Chansley stood out among the Capitol rioters by appearing shirtless with face paint, wearing a furry headdress with horns and carrying a U.S. flag affixed to a spear and a bullhorn.  

Chansley pleaded guilty to a single count of felony obstruction of an official proceeding.

Jacob Chansley, a.k.a. QAnon Shaman at the  "Stop The Steal" Rally In D.C
Jacob Chansley, aka QAnon Shaman, in Washington, D.C., on Jan. 6, 2021.Robert Nickelsberg / Getty Images file

A federal judge in 2021 sentenced Chansley to 41 months in prison. In a sentencing memo, prosecutors described him as the “public face of the Capitol riot.” Chansley was among the initial group of rioters to enter the building, and he used a bullhorn “to rile up the crowd and demand that lawmakers be brought out,” the sentencing memo said.

Chansley shouted obscenities in the Senate gallery and climbed the chamber’s dais, the memo said. He photographed himself there, refused officers’ orders to leave and left a note that read: “It’s Only A Matter of Time. Justice Is Coming!”
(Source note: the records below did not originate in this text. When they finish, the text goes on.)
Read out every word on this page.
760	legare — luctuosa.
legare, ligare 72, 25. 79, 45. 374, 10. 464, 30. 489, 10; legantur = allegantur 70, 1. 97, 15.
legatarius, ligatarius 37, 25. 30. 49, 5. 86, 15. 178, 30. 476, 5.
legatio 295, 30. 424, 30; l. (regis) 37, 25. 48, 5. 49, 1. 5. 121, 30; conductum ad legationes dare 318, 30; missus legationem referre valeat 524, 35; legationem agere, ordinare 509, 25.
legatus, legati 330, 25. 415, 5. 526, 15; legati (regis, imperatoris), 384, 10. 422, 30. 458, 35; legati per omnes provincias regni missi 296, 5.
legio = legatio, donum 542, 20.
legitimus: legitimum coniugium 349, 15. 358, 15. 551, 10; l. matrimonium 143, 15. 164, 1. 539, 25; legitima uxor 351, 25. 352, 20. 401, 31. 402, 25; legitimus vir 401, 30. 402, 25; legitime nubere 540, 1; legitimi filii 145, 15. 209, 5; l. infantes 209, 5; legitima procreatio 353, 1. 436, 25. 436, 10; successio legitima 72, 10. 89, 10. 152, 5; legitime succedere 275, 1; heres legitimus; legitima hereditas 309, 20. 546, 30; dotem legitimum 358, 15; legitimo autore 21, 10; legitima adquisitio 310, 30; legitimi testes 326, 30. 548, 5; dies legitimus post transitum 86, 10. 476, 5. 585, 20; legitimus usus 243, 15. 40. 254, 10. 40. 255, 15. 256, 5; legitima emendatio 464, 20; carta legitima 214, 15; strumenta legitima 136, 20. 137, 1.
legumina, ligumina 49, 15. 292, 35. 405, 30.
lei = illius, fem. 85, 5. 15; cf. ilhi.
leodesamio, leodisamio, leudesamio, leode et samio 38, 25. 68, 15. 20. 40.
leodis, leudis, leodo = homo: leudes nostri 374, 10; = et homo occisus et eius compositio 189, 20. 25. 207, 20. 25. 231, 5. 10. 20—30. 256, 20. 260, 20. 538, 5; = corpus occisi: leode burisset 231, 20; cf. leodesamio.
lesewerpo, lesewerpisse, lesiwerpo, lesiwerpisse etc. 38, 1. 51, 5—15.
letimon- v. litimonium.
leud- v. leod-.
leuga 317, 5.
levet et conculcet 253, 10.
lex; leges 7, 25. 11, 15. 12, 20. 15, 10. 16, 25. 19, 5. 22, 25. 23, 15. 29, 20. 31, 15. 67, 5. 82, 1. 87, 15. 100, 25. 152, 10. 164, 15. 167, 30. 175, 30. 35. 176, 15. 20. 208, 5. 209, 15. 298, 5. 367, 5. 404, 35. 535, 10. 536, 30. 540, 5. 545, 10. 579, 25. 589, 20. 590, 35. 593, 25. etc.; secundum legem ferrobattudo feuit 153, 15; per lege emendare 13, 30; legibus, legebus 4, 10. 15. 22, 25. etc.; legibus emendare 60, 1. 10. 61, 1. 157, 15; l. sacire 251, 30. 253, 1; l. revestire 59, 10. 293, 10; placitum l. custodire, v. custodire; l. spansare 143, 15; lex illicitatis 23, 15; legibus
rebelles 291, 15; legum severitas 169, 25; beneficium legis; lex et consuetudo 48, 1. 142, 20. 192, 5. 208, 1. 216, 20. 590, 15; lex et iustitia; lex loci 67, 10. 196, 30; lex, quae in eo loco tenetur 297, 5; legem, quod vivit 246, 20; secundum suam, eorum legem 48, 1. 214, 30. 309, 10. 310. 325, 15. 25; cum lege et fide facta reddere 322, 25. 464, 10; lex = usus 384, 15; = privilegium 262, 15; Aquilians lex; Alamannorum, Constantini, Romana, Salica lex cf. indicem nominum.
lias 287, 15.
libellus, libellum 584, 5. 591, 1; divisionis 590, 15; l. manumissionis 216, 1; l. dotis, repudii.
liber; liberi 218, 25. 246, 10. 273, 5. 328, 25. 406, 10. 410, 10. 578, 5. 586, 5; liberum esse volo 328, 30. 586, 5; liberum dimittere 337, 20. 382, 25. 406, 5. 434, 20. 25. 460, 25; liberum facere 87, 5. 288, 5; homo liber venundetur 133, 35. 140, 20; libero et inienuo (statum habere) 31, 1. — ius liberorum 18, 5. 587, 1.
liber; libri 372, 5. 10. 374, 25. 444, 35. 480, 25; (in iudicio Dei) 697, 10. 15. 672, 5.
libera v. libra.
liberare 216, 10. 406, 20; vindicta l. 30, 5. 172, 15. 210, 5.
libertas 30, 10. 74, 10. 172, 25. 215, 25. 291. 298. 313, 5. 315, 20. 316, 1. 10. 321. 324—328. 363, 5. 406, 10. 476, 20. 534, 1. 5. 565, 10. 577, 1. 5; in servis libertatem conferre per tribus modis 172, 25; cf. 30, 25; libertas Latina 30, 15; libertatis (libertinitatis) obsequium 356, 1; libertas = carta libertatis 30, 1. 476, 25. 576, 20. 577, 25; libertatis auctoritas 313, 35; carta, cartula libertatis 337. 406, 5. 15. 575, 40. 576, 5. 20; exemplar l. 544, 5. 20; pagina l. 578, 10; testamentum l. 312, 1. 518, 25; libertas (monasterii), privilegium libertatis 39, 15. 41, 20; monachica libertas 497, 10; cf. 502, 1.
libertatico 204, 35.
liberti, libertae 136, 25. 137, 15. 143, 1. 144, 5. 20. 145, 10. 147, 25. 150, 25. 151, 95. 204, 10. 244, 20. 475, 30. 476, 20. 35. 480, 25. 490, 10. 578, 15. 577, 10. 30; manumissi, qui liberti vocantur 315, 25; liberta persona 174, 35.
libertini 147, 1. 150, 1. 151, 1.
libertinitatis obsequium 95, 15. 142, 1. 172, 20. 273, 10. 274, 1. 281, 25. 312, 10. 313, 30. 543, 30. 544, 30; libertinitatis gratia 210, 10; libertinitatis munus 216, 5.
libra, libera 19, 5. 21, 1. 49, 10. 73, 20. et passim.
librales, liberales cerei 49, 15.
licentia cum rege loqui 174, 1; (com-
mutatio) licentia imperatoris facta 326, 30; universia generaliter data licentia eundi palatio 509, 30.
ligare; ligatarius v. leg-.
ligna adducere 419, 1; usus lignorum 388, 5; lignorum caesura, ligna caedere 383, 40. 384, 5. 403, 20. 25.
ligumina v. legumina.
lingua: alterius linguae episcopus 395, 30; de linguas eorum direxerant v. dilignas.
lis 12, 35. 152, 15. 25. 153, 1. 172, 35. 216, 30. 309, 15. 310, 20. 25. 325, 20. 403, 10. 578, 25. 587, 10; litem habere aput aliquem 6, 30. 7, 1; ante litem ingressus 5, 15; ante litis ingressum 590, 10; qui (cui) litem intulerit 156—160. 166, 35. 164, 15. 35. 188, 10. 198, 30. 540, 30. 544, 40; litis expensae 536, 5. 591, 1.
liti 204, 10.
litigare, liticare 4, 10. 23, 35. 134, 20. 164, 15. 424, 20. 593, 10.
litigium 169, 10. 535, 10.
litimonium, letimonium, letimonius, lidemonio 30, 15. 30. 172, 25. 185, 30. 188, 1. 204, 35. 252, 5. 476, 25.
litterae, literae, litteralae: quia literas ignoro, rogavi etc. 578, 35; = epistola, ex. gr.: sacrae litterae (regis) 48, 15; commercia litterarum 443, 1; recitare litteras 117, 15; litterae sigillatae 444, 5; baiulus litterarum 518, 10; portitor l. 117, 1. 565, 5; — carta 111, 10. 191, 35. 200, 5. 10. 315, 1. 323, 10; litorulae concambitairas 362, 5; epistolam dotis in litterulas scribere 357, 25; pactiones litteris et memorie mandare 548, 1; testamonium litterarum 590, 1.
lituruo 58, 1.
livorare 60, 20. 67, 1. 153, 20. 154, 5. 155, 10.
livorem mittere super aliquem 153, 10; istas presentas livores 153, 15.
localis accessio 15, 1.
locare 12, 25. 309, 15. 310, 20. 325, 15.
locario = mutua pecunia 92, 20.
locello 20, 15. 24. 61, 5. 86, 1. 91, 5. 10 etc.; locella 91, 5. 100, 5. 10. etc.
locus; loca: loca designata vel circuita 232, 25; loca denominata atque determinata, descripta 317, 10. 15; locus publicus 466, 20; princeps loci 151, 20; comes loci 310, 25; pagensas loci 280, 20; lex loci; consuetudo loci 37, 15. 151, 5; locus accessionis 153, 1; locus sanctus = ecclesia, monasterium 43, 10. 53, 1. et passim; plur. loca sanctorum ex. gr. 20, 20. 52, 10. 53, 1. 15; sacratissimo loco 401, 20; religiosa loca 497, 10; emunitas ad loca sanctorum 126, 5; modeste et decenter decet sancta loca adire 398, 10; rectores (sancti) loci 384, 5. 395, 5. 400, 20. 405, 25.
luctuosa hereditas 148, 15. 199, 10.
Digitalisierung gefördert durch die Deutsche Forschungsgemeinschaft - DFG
Prosecutors noted that Chansley, who pushed the far-right QAnon conspiracy theory, used social media to spread “false information and hateful rhetoric” that provoked the Capitol attack.

Chansley served about 27 months in prison before he was transferred to a halfway house in Phoenix in March, according to The Associated Press.

At a hearing, his original lawyer, Albert Watkins, said Chansley no longer wanted to be known as the “QAnon Shaman.” At his sentencing hearing, Chansley expressed remorse for his actions, which he called “indefensible.”

“I was wrong for entering the Capitol,” he told the judge. “I have no excuse. No excuse whatsoever.”